Dec. 15, 1937 · Illinois Supreme Court · No. 24179
367 Ill. 458

(No. 24179.

The Macon County Coal Company, Defendant in Error, vs. The Industrial Commission et al.—(Richard Henry Farrar, Plaintiff in Error.)

Opinion filed December 15, 1937.

Robert H. Allison, and Thurlow G. Lewis, for plaintiff in error.

Monroe & AllEn, for defendant in error.

Mr. Justice Orr

delivered the opinion of the court:

Richard Henry Farrar, an employee of the Macon County Coal Company, was injured in an accident arising out of and in the course of his employment. At the hear*459ing on his claim for compensation before the arbitrator it was stipulated that the employer and employee were operating under the provisions of the Workmen’s Compensation act on the date of the accident, that Farrar had sustained an injury arising out of and in the course of his employment, and that temporary compensation for the injury had been paid. The only questions before the arbitrator were the nature and extent of disability and the compensation rate. At the time of the accident Farrar was earning $26.30 per week. The arbitrator found he was entitled to receive $13.15 per week for a period of four and four-sevenths weeks for temporary disability and the same sum for a further period of seventeen and one-half weeks, or $230.12, for fifty per cent permanent loss of the use of the second finger on his right hand. This award was affirmed by the Industrial Commission but the circuit court of Macon county, on certiorari, ordered it set aside because Farrar had not sustained a permanent and complete loss of the use of his finger. We awarded a writ of error to review that decision.

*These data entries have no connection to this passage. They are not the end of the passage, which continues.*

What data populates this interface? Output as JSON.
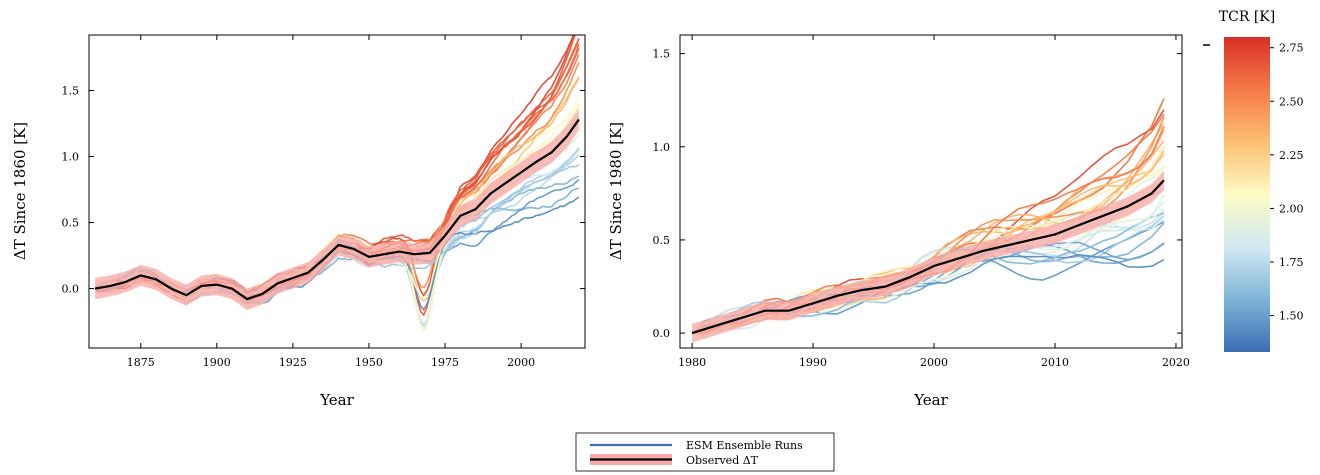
{
  "chart_data": [
    {
      "type": "line",
      "id": "left",
      "xlabel": "Year",
      "ylabel": "ΔT Since 1860 [K]",
      "xlim": [
        1858,
        2021
      ],
      "ylim": [
        -0.45,
        1.92
      ],
      "xticks": [
        1875,
        1900,
        1925,
        1950,
        1975,
        2000
      ],
      "xtick_labels": [
        "1875",
        "1900",
        "1925",
        "1950",
        "1975",
        "2000"
      ],
      "yticks": [
        0.0,
        0.5,
        1.0,
        1.5
      ],
      "ytick_labels": [
        "0.0",
        "0.5",
        "1.0",
        "1.5"
      ],
      "ensemble_count": 30,
      "observed": {
        "x": [
          1860,
          1865,
          1870,
          1875,
          1880,
          1885,
          1890,
          1895,
          1900,
          1905,
          1910,
          1915,
          1920,
          1925,
          1930,
          1935,
          1940,
          1945,
          1950,
          1955,
          1960,
          1965,
          1970,
          1975,
          1980,
          1985,
          1990,
          1995,
          2000,
          2005,
          2010,
          2015,
          2019
        ],
        "y": [
          0.0,
          0.02,
          0.05,
          0.1,
          0.07,
          0.0,
          -0.05,
          0.02,
          0.03,
          0.0,
          -0.08,
          -0.04,
          0.04,
          0.08,
          0.12,
          0.22,
          0.33,
          0.3,
          0.24,
          0.26,
          0.28,
          0.26,
          0.27,
          0.4,
          0.55,
          0.6,
          0.72,
          0.8,
          0.88,
          0.96,
          1.03,
          1.15,
          1.28
        ]
      }
    },
    {
      "type": "line",
      "id": "right",
      "xlabel": "Year",
      "ylabel": "ΔT Since 1980 [K]",
      "xlim": [
        1979,
        2020.5
      ],
      "ylim": [
        -0.08,
        1.6
      ],
      "xticks": [
        1980,
        1990,
        2000,
        2010,
        2020
      ],
      "xtick_labels": [
        "1980",
        "1990",
        "2000",
        "2010",
        "2020"
      ],
      "yticks": [
        0.0,
        0.5,
        1.0,
        1.5
      ],
      "ytick_labels": [
        "0.0",
        "0.5",
        "1.0",
        "1.5"
      ],
      "ensemble_count": 30,
      "observed": {
        "x": [
          1980,
          1982,
          1984,
          1986,
          1988,
          1990,
          1992,
          1994,
          1996,
          1998,
          2000,
          2002,
          2004,
          2006,
          2008,
          2010,
          2012,
          2014,
          2016,
          2018,
          2019
        ],
        "y": [
          0.0,
          0.04,
          0.08,
          0.12,
          0.12,
          0.16,
          0.2,
          0.23,
          0.25,
          0.3,
          0.36,
          0.4,
          0.44,
          0.47,
          0.5,
          0.53,
          0.58,
          0.63,
          0.68,
          0.75,
          0.82
        ]
      }
    }
  ],
  "colorbar": {
    "title": "TCR [K]",
    "range": [
      1.33,
      2.8
    ],
    "ticks": [
      1.5,
      1.75,
      2.0,
      2.25,
      2.5,
      2.75
    ],
    "tick_labels": [
      "1.50",
      "1.75",
      "2.00",
      "2.25",
      "2.50",
      "2.75"
    ],
    "colors": [
      "#3a6eb4",
      "#7fb4d7",
      "#d2e9f1",
      "#fefbc4",
      "#fdbf71",
      "#f67a48",
      "#d73027"
    ]
  },
  "legend": {
    "items": [
      {
        "label": "ESM Ensemble Runs",
        "color": "#3e6fb0"
      },
      {
        "label": "Observed ΔT",
        "color": "#000000",
        "band_color": "#f8a7a7"
      }
    ]
  }
}
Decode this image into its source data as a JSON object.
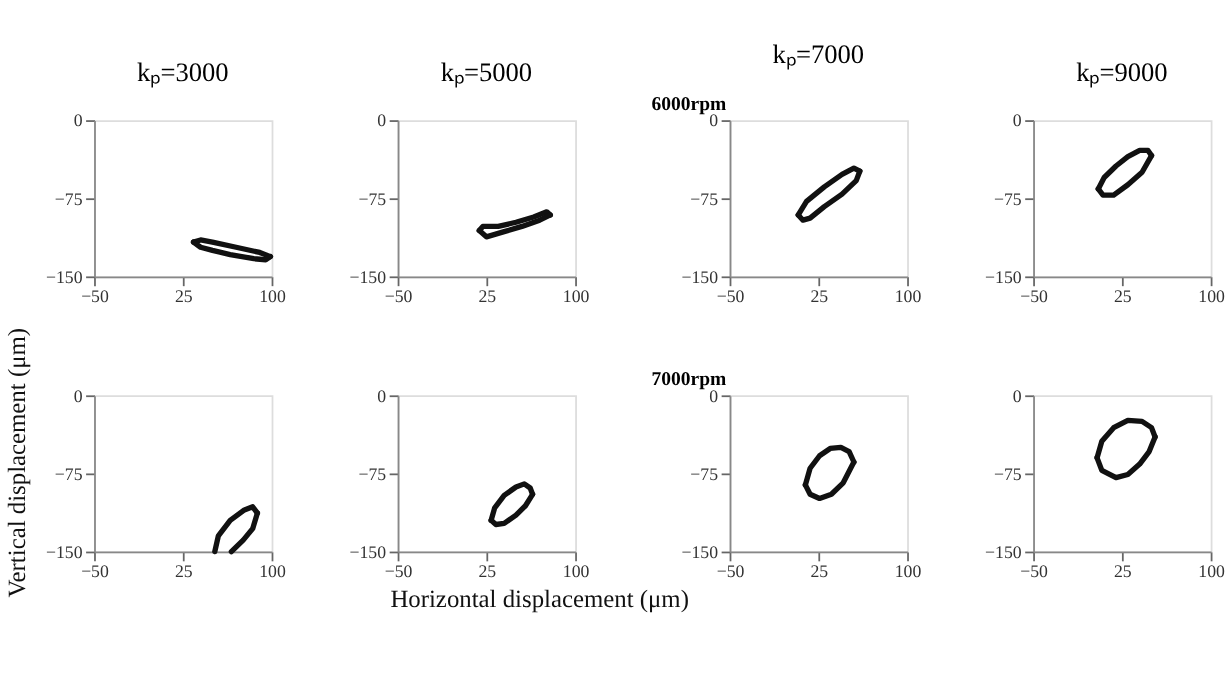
{
  "chart_data": [
    {
      "type": "line",
      "title": "kₚ=3000",
      "xlim": [
        -50,
        100
      ],
      "ylim": [
        -150,
        0
      ],
      "xticks": [
        -50,
        25,
        100
      ],
      "yticks": [
        -150,
        -75,
        0
      ],
      "grid": false,
      "legend": false,
      "line_style": "solid",
      "marker": "none",
      "series": [
        {
          "color": "#111111",
          "x": [
            34,
            40,
            50,
            70,
            90,
            99
          ],
          "values": [
            -117,
            -115,
            -117,
            -122,
            -127,
            -131
          ]
        },
        {
          "color": "#111111",
          "x": [
            34,
            40,
            50,
            65,
            85,
            95,
            99
          ],
          "values": [
            -117,
            -122,
            -125,
            -129,
            -133,
            -134,
            -131
          ]
        }
      ]
    },
    {
      "type": "line",
      "title": "kₚ=5000",
      "xlim": [
        -50,
        100
      ],
      "ylim": [
        -150,
        0
      ],
      "xticks": [
        -50,
        25,
        100
      ],
      "yticks": [
        -150,
        -75,
        0
      ],
      "grid": false,
      "legend": false,
      "line_style": "solid",
      "marker": "none",
      "series": [
        {
          "color": "#111111",
          "x": [
            19,
            22,
            35,
            50,
            65,
            76,
            79
          ],
          "values": [
            -106,
            -102,
            -102,
            -98,
            -93,
            -88,
            -91
          ]
        },
        {
          "color": "#111111",
          "x": [
            19,
            25,
            40,
            55,
            70,
            79
          ],
          "values": [
            -106,
            -112,
            -107,
            -102,
            -96,
            -91
          ]
        }
      ]
    },
    {
      "type": "line",
      "title": "kₚ=7000",
      "annotations": [
        "6000rpm"
      ],
      "xlim": [
        -50,
        100
      ],
      "ylim": [
        -150,
        0
      ],
      "xticks": [
        -50,
        25,
        100
      ],
      "yticks": [
        -150,
        -75,
        0
      ],
      "grid": false,
      "legend": false,
      "line_style": "solid",
      "marker": "none",
      "series": [
        {
          "color": "#111111",
          "x": [
            8,
            15,
            30,
            45,
            55,
            60
          ],
          "values": [
            -91,
            -78,
            -64,
            -52,
            -46,
            -49
          ]
        },
        {
          "color": "#111111",
          "x": [
            8,
            12,
            18,
            30,
            45,
            57,
            60
          ],
          "values": [
            -91,
            -96,
            -94,
            -83,
            -71,
            -58,
            -49
          ]
        }
      ]
    },
    {
      "type": "line",
      "title": "kₚ=9000",
      "xlim": [
        -50,
        100
      ],
      "ylim": [
        -150,
        0
      ],
      "xticks": [
        -50,
        25,
        100
      ],
      "yticks": [
        -150,
        -75,
        0
      ],
      "grid": false,
      "legend": false,
      "line_style": "solid",
      "marker": "none",
      "series": [
        {
          "color": "#111111",
          "x": [
            5,
            10,
            20,
            30,
            40,
            47,
            50
          ],
          "values": [
            -66,
            -55,
            -44,
            -35,
            -29,
            -29,
            -34
          ]
        },
        {
          "color": "#111111",
          "x": [
            5,
            9,
            18,
            30,
            42,
            50
          ],
          "values": [
            -66,
            -72,
            -72,
            -62,
            -50,
            -34
          ]
        }
      ]
    },
    {
      "type": "line",
      "ylabel": "Vertical displacement (μm)",
      "xlim": [
        -50,
        100
      ],
      "ylim": [
        -150,
        0
      ],
      "xticks": [
        -50,
        25,
        100
      ],
      "yticks": [
        -150,
        -75,
        0
      ],
      "grid": false,
      "legend": false,
      "line_style": "solid",
      "marker": "none",
      "series": [
        {
          "color": "#111111",
          "x": [
            52,
            55,
            65,
            77,
            84,
            88
          ],
          "values": [
            -150,
            -135,
            -120,
            -110,
            -107,
            -113
          ]
        },
        {
          "color": "#111111",
          "x": [
            66,
            76,
            84,
            88
          ],
          "values": [
            -150,
            -139,
            -128,
            -113
          ]
        }
      ]
    },
    {
      "type": "line",
      "xlabel": "Horizontal displacement (μm)",
      "xlim": [
        -50,
        100
      ],
      "ylim": [
        -150,
        0
      ],
      "xticks": [
        -50,
        25,
        100
      ],
      "yticks": [
        -150,
        -75,
        0
      ],
      "grid": false,
      "legend": false,
      "line_style": "solid",
      "marker": "none",
      "series": [
        {
          "color": "#111111",
          "x": [
            29,
            32,
            40,
            50,
            57,
            62,
            64
          ],
          "values": [
            -120,
            -108,
            -96,
            -88,
            -85,
            -89,
            -95
          ]
        },
        {
          "color": "#111111",
          "x": [
            29,
            33,
            40,
            50,
            58,
            64
          ],
          "values": [
            -120,
            -124,
            -123,
            -115,
            -106,
            -95
          ]
        }
      ]
    },
    {
      "type": "line",
      "annotations": [
        "7000rpm"
      ],
      "xlim": [
        -50,
        100
      ],
      "ylim": [
        -150,
        0
      ],
      "xticks": [
        -50,
        25,
        100
      ],
      "yticks": [
        -150,
        -75,
        0
      ],
      "grid": false,
      "legend": false,
      "line_style": "solid",
      "marker": "none",
      "series": [
        {
          "color": "#111111",
          "x": [
            14,
            18,
            26,
            35,
            44,
            51,
            55
          ],
          "values": [
            -86,
            -70,
            -58,
            -51,
            -50,
            -54,
            -64
          ]
        },
        {
          "color": "#111111",
          "x": [
            14,
            18,
            26,
            36,
            46,
            55
          ],
          "values": [
            -86,
            -95,
            -99,
            -95,
            -84,
            -64
          ]
        }
      ]
    },
    {
      "type": "line",
      "xlim": [
        -50,
        100
      ],
      "ylim": [
        -150,
        0
      ],
      "xticks": [
        -50,
        25,
        100
      ],
      "yticks": [
        -150,
        -75,
        0
      ],
      "grid": false,
      "legend": false,
      "line_style": "solid",
      "marker": "none",
      "series": [
        {
          "color": "#111111",
          "x": [
            4,
            8,
            18,
            30,
            42,
            50,
            53
          ],
          "values": [
            -60,
            -44,
            -31,
            -24,
            -25,
            -31,
            -40
          ]
        },
        {
          "color": "#111111",
          "x": [
            4,
            8,
            20,
            30,
            40,
            48,
            53
          ],
          "values": [
            -60,
            -72,
            -79,
            -76,
            -66,
            -54,
            -40
          ]
        }
      ]
    }
  ]
}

The injury suffered by Farrar resulted in the severing of the end of the second finger on his right hand. One third of the bone of the distal phalange was removed by the doctor and the finger at present is three-eighths of an inch shorter than the corresponding finger on his left hand. The nail has grown back and is now half of its former size and the flesh at the end of the finger has been restored to a point approximately even with the end of the nail. As to loss of use of the phalange, Farrar testified that the finger was tender and that there was a limitation in the flexion of the first joint. In 'its petition for review before the commission, defendant in error admitted that Farrar was entitled to an award for thirty-five per cent of the amount allowed by the statute for loss of the first phalange of the second finger, or $161.09, but denied liability in excess thereof.

*460The Workmen’s Compensation act provides that compensation shall be paid “for the loss of a second finger, or the permanent and complete loss of its use, fifty percentum of the average weekly wage during thirty-five weeks.” (Ill. Rev. Stat. 1937, chap. 48, par. 145(5)3.) The loss of the first phalange of any finger is to be considered equal to the loss of one-half of such finger and compensation apportioned accordingly. (Ill. Rev. Stat. 1937, chap. 48, par. 145(5)6.) No legal basis exists for an award based upon thirty-five per cent of the loss of a finger. The findings of the arbitrator and Industrial Commission that the injury amounted to the loss of the first phalange of the second finger were well within the range of the evidence and should not have been reversed by the circuit court, especially in view of a virtual admission of partial liability by defendant in error. We have repeatedly pointed out that conclusions of the Industrial Commission on questions of fact will not be disturbed unless contrary to the manifest weight of the evidence. (Monark Battery Co. v. Industrial Com. 354 Ill. 494; Ford Motor Co. v. Industrial Com. 357 id. 401; Panther Creek Mines v. Industrial Com. 347 id. 348.) Here, there was an actual and undisputed loss of a substantial portion of an employee’s finger, which entitled him to statutory compensation as if he had lost one-half of such finger. The judgment which denied any compensation to the employee and taxed the costs of review against him was palpably erroneous. This case is distinguishable from McMorran & Co. v. Industrial Com. 290 Ill. 569, where only a small tip (one-sixteenth of an inch) of the finger bone was destroyed.

The judgment of the circuit court of Macon county is reversed and the cause is remanded to that court, with directions to enter an order confirming the order of the Industrial Commission.

Reversed and remanded, with directions.